Par ses dernières conclusions notifiées le 19 septembre 2022, l’association AH demande à la cour de :
— Rectifier la décision prononcée le 22 mai 2020 en ce que le tribunal a condamné M. [B] à lui verser la somme de 5 000 euros sur le fondement de l’article « 77 » du code de procédure civile,
— Remplacer « 77 » par « 700 » afin que, après rectification, M. [B] soit condamné à lui verser la somme de 5 000 euros sur le fondement de l’article 700 du code de procédure civile,
— Confirmer le jugement rendu le 22 mai 2020 par le tribunal judiciaire de Nanterre,
— Débouter M. [B] de toutes ses demandes,
Reconventionnellement,
— Condamner M. [B] à lui verser la somme de 8 000 euros à titre de dommages et intérêts pour procédure abusive,
— Condamner M. [B] à lui verser la somme de 10 000 euros sur le fondement de l’article 700 du code de procédure civile,
— Condamner M. [B] aux dépens.
La clôture de l’instruction a été ordonnée le 22 septembre 2022.
SUR CE, LA COUR,
Sur les limites de l’appel et à titre liminaire,
….
Le tribunal a ensuite estimé que le moyen tiré de l’absence de définition du ‘coavionnage’ par le règlement intérieur était inopérant dès lors que ce terme était défini par la réglementation applicable invoquée par la demanderesse comme désignant des ‘vols à frais partagés effectués par des particuliers’ comme il résulte de l’article 6, paragraphe 4 bis, sous a), du règlement UE de la Commission du 5 octobre 2012 déterminant les exigences techniques et les procédures administratives applicables aux opérations aériennes conformément au règlement (CE) n° 216/2008 du Parlement européen et du Conseil ; qu’il était et est comme tel clairement compréhensible par l’ensemble des membres de l’association destinataires du règlement intérieur ; que M. [B], qui admet se livrer à cette pratique en dehors de l’aéro-club n’en donnait pas, pour les besoins de la cause, une définition différente de celle retenue par le texte précité comme par l’association pour motiver son exclusion.
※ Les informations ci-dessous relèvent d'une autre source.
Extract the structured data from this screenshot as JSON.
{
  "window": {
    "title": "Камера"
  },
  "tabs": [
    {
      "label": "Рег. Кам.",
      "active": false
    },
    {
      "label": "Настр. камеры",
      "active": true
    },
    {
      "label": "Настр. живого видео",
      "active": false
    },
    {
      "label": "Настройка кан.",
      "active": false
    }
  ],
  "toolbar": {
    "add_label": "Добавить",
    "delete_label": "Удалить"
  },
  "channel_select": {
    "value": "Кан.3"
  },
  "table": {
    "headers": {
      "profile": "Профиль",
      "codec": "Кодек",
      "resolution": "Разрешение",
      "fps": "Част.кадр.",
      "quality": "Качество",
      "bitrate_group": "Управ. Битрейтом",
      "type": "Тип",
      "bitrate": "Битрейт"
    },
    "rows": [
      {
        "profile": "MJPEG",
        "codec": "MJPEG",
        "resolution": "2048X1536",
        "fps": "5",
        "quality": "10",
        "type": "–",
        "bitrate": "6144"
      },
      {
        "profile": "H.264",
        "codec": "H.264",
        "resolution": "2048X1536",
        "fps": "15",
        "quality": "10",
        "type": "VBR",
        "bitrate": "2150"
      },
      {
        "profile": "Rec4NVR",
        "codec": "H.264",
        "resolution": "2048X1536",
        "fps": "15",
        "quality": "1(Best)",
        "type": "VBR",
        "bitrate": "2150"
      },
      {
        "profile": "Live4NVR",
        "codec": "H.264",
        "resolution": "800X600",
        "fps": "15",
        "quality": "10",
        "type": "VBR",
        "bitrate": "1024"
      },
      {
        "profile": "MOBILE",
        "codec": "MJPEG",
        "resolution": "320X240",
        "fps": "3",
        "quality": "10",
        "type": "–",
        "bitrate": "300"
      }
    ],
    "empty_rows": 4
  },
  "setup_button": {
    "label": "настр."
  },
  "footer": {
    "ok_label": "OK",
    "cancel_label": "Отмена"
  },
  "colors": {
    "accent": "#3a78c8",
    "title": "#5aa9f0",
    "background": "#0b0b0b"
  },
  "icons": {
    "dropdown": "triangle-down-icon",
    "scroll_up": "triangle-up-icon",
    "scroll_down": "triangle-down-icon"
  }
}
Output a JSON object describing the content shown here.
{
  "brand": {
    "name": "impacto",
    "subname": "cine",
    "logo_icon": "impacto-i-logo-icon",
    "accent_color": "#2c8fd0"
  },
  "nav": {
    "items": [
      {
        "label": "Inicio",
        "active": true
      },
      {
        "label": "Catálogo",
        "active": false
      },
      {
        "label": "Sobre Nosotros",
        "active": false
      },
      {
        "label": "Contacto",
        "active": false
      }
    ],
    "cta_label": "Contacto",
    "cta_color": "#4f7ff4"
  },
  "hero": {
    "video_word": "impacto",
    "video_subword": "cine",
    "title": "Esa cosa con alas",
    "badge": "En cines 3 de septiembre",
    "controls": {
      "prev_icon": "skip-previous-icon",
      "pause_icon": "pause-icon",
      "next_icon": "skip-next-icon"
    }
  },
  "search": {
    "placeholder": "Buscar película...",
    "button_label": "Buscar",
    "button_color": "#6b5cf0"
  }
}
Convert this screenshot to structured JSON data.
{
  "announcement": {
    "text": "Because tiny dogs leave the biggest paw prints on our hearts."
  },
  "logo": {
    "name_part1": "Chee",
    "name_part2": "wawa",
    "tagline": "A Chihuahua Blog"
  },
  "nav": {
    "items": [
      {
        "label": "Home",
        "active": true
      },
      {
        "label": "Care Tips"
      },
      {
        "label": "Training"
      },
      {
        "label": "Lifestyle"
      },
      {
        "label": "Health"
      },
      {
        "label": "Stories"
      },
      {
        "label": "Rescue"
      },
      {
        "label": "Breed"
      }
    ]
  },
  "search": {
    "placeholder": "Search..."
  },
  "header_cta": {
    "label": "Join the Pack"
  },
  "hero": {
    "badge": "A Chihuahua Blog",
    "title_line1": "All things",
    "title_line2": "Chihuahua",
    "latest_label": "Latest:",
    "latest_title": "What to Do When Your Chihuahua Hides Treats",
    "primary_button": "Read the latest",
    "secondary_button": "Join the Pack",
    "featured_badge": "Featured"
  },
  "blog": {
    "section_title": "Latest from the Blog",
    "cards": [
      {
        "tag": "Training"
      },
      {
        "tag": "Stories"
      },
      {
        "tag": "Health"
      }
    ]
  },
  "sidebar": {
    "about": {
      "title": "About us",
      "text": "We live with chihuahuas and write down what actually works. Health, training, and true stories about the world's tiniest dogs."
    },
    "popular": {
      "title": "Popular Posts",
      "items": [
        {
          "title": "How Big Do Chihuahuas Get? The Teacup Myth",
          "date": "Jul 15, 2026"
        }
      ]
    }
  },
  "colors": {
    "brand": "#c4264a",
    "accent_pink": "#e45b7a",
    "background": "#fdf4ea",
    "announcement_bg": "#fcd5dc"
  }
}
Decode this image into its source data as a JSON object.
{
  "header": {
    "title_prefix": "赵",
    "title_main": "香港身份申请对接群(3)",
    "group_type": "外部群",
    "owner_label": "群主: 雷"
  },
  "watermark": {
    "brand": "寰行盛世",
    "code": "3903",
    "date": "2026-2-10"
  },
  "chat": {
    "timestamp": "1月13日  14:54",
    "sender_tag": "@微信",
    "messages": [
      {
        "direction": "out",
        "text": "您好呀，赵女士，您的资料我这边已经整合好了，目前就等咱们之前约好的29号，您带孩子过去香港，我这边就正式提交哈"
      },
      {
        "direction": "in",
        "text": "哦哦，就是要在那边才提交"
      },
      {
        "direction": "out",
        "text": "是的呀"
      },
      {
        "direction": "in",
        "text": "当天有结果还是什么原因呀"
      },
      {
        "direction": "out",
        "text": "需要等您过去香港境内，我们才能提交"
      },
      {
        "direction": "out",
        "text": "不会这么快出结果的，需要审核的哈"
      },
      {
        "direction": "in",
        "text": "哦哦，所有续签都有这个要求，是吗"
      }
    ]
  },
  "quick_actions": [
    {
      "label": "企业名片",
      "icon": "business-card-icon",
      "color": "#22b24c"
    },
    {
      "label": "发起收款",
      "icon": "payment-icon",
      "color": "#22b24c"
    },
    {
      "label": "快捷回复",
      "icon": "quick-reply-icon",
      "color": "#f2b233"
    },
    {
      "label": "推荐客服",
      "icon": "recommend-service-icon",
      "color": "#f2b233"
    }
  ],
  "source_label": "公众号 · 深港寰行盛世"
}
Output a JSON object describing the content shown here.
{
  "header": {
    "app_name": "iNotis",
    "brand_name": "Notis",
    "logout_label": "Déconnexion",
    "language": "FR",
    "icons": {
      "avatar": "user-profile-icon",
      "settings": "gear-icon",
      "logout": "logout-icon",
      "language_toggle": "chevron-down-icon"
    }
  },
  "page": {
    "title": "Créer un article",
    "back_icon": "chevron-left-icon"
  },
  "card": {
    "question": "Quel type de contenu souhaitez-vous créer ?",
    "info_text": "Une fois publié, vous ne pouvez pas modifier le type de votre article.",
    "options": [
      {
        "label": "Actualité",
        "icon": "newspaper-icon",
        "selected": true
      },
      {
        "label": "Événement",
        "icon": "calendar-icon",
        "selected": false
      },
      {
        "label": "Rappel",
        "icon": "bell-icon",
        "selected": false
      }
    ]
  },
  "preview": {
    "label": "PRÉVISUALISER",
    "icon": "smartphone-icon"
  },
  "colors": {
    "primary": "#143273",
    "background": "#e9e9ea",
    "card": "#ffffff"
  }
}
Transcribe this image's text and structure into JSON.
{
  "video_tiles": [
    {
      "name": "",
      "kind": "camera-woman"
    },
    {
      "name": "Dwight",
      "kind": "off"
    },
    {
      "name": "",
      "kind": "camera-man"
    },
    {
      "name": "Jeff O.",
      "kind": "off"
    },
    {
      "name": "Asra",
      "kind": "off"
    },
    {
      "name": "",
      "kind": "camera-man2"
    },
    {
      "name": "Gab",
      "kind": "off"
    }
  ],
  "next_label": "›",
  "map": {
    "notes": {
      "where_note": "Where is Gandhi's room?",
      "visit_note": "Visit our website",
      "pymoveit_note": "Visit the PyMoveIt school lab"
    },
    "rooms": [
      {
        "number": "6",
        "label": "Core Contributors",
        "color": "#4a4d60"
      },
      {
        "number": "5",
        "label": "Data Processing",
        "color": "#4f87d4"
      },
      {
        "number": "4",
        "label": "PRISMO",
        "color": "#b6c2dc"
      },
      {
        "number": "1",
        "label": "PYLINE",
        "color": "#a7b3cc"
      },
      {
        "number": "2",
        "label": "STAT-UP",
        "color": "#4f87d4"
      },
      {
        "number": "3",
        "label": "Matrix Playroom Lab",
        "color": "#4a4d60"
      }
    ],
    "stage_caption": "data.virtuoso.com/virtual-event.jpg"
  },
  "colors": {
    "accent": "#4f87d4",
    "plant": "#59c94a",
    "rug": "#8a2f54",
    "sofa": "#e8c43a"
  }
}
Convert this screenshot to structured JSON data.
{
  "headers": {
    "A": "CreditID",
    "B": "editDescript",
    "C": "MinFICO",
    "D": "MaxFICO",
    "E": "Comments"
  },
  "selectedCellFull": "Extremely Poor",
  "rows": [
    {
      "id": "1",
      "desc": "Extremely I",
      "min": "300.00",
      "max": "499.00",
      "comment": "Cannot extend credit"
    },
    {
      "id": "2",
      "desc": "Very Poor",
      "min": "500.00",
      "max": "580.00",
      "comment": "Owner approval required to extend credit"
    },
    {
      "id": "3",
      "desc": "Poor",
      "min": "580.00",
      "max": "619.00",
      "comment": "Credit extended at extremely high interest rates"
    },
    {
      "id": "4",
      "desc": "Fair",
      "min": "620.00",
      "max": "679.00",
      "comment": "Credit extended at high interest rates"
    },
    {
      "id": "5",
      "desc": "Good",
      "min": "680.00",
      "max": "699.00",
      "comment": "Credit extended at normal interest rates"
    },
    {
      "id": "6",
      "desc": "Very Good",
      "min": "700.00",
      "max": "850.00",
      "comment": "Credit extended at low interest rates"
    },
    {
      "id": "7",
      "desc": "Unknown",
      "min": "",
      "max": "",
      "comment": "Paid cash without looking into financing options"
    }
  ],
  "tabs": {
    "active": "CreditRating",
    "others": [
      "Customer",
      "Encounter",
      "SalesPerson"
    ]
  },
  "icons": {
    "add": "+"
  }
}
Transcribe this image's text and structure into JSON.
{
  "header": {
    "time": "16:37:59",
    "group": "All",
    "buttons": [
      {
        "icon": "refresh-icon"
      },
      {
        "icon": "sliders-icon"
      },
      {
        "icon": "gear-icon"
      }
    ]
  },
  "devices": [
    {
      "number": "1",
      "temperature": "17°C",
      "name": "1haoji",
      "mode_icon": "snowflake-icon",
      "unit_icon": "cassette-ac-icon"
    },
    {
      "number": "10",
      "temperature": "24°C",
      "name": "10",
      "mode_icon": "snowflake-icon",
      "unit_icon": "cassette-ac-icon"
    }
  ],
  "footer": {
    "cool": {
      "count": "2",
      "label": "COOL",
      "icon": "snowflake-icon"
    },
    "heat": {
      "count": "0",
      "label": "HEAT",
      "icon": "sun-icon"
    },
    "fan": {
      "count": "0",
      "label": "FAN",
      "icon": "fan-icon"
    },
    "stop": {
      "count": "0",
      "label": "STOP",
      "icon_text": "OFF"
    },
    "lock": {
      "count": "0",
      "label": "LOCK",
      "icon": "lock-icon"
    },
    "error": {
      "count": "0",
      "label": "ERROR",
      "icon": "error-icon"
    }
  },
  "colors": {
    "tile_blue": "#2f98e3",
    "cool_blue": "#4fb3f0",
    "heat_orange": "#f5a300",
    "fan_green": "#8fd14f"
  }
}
Le tribunal a considéré que la mise en ligne d’une annonce sur le site internet dédié au coavionnage, soit ‘X’, à destination de [Localité 6], en Allemagne, avec réservation concomitante d’un appareil du club pour des dates et une destination correspondant à ce déplacement (départ le 19 avril 2016 et retour le 21 avril 2016), compte tenu des différents éléments de preuve versés aux débats, était de nature à justifier l’exclusion notifiée à M. [B] par l’association, ce dernier ayant violé le règlement intérieur de l’association.
….
* l’association a violé la règle non bis idem en ce qu’elle lui a infligé une exclusion de fait depuis le 18 avril 2016, soit en dehors de toute convocation devant la commission de discipline ; une telle exclusion à titre conservatoire constitue un manquement au principe général du droit selon lequel un même manquement ne peut donner lieu à deux sanctions outre que cette exclusion à titre conservatoire n’est pas prévue par les statuts et le règlement intérieur ;
* le second manquement a été retenu comme établi par le tribunal de manière partiale sans tenir compte des autres éléments qui ont vocation à retirer aux présomptions leur caractère prétendument grave, précis et concordant ; il en est ainsi des éléments suivants qui ont été écartés sans fondement par le tribunal :
— les horaires et le modèle de l’avion, différents, étaient déterminants dans le cadre de la réservation d’avion,
— l’attestation de M. [K] était probante,
— ces différences démontreraient au contraire, selon lui, le lien très ténu entre l’annonce test et l’association de sorte que celle-ci l’a sanctionné sur un simple soupçon inquisitorial d’une opération non avérée de coavionnage et n’aurait de ce fait pas justifié la sanction d’exclusion définitive ;
* le premier juge, pour confirmer la décision d’exclusion définitive, a adopté des motifs qui ne sont pas ceux qui ont justifié la sanction prononcée à son encontre par l’association en ce que :
— la sanction a été motivée par renvoi à celle de la lettre du 27 avril 2016 à savoir en raison du caractère ‘dangereux’ et ‘illégal’ de cette activité de coavionnage qui, selon l’association, constituerait ‘du transport public de passager’ (pièce 3),
— or, tant les instances européennes que le Conseil d’Etat ont confirmé l’absence de risque spécifique lié à cette activité,
— la définition de ce terme n’est pas si évidente que le retient le premier juge et du reste son adversaire fait elle-même la distinction entre le vol à frais partagés et le coavionnage qui serait interdit ; cette distinction tiendrait non seulement au niveau du montant des frais partagés, mais aussi à la proximité des passagers avec le pilote ; ainsi, partager les frais intrinsèquement liés au vol serait autorisé, comme le serait le transport de ses proches.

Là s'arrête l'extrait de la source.